To listen to more of Paula Rego’s stories, go to the playlist:    • Paula Rego - A Portuguese childhood (1/51)   Portuguese painter Paula Rego (1935-2022) became part of the London Group in 1965, was shortlisted for the Turner Prize in 1989 and became the first Associate Artist of the National Gallery in London in 1990. Her work is strongly influenced by folk and fairy tales. [Listener: Catherine Lampert; date recorded: 2007] TRANSCRIPT: It was a huge winemaking barn that had been my grandfather’s and it had an enormous bar... barn owl once flew in. It was so frightening, I thought, God, it’s an angel come in here. So I had to put grills up on the windows and we worked there.

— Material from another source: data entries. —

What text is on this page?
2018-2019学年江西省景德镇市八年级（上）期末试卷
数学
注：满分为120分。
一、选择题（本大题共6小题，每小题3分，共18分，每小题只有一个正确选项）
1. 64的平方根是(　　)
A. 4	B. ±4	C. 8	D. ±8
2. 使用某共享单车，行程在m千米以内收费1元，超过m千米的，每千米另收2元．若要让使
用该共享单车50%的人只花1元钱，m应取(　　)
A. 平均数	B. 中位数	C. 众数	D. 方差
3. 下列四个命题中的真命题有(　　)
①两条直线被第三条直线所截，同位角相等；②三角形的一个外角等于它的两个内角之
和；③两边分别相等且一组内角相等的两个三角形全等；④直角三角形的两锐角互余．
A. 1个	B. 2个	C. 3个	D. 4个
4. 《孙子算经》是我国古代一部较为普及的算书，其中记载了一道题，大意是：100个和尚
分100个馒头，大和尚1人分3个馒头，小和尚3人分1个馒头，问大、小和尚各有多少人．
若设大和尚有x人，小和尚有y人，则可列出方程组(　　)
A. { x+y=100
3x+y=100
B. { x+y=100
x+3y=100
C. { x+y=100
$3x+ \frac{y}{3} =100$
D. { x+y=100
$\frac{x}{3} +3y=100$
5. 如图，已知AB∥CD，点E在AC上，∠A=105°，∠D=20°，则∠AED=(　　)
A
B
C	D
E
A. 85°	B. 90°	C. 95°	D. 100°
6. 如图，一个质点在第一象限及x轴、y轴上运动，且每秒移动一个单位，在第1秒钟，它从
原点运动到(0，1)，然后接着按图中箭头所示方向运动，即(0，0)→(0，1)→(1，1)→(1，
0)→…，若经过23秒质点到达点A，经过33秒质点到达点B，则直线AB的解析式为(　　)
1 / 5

And I got stuck because I was trying to draw people and do this stuff I was taught at the Slade. Oh, I couldn’t do it; it was boring. And I said, ‘Vic, I don’t know what to do’. So do you know what he did? He got a blue bowl with some orange... oranges in it and stuck it on the table and said: ’Do that’. And I said: ‘Vic, I can’t do this, this is... this is just terrible’. And so I didn’t do it; I couldn’t do... I couldn’t do painting like that at all. He said: ’Just draw, just draw’ and that’s what I did and what I’ve done ever since: just draw. And I did. And I drew from my head, I drew all sorts of things. I filled up immense amounts of papers with everything and so-on, and so-on and so-on. So that was... we lived there for quite a while. [L] About six years, or something like that? From 1957 till 19... yeah. Well, in ’63 we bought the house in Albert Street so you see it was quite a long time. And we... I came to England to have the children, I had two more children; I’d come to England to have them so they’d have British passports. And we went back there again.